Per CNBC, Fox and CBS are expected to retain Sunday afternoon games while NBC continues to broadcast Sunday Night Football, which is the league’s most popular weekly offering. ESPN is in flux as its weekly Monday Night Football package is the lowest-rated among the major players with the smallest return on investment in terms of advertising revenue. DirecTV’s NFL Sunday Ticket package will be up for auction this year, though, and digital players such as ESPN+ and Amazon Prime Video are expected to be involved in the bidding war. Disney is also rumored to be pushing for more NFL broadcast rights, likely resulting in ABC being added to the Super Bowl rotation.

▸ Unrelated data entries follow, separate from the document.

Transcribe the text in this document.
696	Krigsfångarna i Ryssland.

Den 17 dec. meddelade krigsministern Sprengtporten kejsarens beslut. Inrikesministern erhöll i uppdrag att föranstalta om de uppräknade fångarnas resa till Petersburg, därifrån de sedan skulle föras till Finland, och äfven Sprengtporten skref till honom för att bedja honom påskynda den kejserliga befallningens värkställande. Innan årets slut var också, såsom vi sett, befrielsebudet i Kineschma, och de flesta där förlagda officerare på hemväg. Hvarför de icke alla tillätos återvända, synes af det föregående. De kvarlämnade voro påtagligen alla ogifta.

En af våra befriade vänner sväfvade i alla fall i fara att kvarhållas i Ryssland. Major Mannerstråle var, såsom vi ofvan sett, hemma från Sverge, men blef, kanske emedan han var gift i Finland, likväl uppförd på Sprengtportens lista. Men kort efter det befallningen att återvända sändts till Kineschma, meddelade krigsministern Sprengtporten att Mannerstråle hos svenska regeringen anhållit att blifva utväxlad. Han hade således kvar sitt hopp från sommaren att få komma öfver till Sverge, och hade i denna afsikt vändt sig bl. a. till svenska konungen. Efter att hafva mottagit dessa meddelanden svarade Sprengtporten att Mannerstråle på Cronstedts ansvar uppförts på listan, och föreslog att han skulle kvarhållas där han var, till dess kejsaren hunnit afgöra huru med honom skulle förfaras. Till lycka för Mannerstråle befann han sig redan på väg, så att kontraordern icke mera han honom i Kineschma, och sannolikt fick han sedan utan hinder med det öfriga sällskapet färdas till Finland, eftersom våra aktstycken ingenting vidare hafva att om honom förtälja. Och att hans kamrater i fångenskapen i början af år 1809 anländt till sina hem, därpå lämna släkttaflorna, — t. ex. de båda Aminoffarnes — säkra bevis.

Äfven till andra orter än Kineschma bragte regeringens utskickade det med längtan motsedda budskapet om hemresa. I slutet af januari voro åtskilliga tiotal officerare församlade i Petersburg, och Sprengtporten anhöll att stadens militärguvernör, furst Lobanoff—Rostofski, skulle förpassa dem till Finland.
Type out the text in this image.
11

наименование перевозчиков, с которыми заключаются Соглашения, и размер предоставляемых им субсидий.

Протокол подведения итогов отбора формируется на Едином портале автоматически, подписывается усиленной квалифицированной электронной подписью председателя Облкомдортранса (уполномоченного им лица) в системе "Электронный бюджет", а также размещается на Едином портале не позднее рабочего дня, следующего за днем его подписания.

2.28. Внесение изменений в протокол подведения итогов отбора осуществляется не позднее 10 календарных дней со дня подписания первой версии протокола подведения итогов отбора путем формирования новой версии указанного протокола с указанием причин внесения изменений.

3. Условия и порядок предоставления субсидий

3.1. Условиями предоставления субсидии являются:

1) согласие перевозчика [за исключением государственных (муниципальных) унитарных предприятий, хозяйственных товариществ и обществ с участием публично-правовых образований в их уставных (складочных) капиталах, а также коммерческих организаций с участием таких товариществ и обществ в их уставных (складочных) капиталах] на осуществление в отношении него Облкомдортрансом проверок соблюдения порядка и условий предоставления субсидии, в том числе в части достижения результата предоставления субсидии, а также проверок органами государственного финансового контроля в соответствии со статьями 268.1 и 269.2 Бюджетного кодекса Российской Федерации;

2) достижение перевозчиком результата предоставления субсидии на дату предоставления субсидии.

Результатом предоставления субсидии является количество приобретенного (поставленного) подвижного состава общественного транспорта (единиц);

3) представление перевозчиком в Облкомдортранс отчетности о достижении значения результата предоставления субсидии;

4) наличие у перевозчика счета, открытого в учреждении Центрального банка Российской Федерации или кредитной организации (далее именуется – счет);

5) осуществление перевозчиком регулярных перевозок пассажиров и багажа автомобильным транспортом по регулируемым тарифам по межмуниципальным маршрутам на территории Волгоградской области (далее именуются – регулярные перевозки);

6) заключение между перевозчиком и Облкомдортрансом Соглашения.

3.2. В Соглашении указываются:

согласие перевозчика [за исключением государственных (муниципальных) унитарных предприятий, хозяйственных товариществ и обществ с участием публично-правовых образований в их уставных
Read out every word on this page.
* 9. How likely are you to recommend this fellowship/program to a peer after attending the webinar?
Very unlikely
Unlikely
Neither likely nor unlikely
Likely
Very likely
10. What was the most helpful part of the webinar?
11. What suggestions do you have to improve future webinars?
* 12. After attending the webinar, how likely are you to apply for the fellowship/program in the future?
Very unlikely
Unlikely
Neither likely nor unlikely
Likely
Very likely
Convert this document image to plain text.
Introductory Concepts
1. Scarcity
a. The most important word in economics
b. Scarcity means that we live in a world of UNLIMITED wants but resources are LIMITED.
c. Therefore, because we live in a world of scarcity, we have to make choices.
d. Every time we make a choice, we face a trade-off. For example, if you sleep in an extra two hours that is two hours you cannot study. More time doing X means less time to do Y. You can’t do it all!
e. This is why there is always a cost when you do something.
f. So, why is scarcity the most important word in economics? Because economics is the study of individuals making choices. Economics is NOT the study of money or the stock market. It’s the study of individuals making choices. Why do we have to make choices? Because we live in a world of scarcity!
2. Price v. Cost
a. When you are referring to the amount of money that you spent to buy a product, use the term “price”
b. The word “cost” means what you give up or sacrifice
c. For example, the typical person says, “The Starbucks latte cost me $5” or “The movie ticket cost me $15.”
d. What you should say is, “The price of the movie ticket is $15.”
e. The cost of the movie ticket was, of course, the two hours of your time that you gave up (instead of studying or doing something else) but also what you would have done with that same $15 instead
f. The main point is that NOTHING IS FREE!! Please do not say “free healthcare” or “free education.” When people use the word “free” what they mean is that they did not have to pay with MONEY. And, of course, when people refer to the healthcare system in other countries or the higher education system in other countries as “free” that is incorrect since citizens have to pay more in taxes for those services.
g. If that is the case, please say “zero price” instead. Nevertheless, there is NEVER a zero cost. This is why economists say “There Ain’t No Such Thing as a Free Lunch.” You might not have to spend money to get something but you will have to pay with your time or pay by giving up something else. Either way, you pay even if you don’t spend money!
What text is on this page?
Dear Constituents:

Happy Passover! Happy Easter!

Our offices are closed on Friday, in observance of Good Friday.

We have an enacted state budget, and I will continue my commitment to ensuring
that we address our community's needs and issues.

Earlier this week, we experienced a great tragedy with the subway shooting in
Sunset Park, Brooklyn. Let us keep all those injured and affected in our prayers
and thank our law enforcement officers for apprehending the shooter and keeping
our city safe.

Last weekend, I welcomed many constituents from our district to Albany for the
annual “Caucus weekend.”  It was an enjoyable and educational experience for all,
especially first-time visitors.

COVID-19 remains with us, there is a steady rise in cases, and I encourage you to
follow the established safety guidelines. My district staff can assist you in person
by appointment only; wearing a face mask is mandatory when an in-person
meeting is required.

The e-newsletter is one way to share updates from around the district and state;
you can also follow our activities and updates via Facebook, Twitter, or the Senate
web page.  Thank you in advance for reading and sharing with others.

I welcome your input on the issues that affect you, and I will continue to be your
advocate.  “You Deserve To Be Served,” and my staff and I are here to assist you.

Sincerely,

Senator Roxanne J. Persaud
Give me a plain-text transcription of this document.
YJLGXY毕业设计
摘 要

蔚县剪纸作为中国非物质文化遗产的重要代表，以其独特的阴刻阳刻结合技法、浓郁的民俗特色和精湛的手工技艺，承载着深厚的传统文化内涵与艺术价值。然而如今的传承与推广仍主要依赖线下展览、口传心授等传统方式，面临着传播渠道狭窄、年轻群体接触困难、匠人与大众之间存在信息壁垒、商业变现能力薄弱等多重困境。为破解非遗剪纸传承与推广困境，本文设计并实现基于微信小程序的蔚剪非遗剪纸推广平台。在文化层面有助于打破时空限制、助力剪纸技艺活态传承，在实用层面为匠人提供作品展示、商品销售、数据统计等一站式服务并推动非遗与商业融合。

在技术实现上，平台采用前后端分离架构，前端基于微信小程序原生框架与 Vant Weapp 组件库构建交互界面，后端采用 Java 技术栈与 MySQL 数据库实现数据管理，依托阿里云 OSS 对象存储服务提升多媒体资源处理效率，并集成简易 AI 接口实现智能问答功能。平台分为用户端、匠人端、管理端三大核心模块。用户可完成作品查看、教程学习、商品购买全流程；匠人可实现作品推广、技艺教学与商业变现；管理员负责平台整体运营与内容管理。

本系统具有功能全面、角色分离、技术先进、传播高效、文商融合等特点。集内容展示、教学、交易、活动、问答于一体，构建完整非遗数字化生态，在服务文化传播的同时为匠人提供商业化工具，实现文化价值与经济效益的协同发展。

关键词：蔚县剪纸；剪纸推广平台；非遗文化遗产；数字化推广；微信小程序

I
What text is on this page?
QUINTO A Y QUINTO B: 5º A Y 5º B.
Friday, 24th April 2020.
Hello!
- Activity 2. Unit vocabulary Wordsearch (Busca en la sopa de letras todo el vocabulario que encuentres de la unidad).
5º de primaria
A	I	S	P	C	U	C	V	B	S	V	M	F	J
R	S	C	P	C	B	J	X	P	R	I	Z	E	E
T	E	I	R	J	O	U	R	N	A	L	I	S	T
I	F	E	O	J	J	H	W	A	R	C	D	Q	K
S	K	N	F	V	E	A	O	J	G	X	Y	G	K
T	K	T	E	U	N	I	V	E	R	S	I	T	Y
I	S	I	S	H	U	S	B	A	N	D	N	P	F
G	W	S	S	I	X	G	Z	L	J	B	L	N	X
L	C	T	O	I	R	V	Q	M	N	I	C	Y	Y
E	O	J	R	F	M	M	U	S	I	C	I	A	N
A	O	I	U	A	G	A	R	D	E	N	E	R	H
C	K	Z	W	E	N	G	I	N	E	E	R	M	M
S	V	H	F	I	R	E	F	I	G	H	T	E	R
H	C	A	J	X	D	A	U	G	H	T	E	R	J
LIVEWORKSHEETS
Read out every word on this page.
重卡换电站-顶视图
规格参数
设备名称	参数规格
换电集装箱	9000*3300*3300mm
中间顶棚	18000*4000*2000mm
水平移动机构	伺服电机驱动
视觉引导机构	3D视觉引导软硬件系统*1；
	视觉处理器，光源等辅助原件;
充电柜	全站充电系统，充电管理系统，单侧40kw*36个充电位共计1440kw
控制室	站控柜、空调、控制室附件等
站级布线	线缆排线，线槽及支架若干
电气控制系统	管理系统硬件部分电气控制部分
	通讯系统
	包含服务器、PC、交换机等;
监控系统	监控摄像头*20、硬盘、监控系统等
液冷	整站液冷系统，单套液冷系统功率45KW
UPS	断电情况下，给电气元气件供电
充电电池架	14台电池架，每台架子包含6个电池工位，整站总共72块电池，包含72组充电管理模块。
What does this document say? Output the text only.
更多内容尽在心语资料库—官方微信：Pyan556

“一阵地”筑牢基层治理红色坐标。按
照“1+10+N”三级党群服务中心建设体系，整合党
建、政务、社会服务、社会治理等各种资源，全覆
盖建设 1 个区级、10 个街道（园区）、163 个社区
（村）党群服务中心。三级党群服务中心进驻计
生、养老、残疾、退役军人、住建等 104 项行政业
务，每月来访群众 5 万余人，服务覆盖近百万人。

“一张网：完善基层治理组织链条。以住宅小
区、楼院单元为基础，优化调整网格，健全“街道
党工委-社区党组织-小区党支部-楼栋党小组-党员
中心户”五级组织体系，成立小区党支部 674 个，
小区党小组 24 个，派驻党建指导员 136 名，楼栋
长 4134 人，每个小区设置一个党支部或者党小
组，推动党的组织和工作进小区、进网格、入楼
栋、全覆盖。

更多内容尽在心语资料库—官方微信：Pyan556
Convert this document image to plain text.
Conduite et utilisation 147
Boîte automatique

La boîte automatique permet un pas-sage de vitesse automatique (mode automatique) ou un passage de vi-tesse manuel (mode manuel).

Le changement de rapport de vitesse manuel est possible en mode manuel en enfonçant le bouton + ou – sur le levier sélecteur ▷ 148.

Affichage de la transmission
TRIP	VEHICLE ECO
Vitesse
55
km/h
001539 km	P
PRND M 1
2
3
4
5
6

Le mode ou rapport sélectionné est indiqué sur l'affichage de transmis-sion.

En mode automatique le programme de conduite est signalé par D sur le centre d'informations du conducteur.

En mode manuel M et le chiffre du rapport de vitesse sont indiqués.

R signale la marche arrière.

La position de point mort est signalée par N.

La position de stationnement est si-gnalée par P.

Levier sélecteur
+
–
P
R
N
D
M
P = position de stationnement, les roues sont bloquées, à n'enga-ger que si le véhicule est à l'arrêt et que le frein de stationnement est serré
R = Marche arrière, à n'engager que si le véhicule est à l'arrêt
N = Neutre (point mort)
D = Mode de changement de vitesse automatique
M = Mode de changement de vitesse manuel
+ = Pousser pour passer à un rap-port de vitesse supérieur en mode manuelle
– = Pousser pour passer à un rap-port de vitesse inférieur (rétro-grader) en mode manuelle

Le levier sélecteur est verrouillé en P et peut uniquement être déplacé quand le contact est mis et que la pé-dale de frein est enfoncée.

The future of Thursday Night Football, which Fox snapped up for five-years and north of $3 billion in 2018, is also being negotiated. Amazon is thought to be a contender for the rights, but they would need to find a broadcasting partner for linear delivery and Fox, CBS and NBC are no longer interested in simulcasting the game on a third-party streaming service, according to the outlet. ESPN might be interested in partnering with Amazon on TNF, but CNBC rightly notes that such a move would benefit a rival streaming service as Disney hopes to continue boosting ESPN+.
Amazon renewed its TNFÂ simulcast deal last year and will exclusively stream a national regular-season game this upcoming season on Prime Video and Twitch. The longer-term takeaway of all this is that streaming continues to make in-roads into live event sports programming once thought to be untouchable. (HBO Max will eventually house live sports via Turner while Peacock was meant to launch in conjunction with the Tokyo Olympics).
All of this positioning, jockeying, and negotiating is the real-world football equivalent to the drama of a Game of Thrones episode, preferably without as much violence though. As football stands as one of the last vestiges of linear audience drawing power, broadcast networks cannot afford to pass on renewing its NFL TV deals. But for companies with thinning margins, such as ViacomCBS, the increased expenditure is a major financial pinch.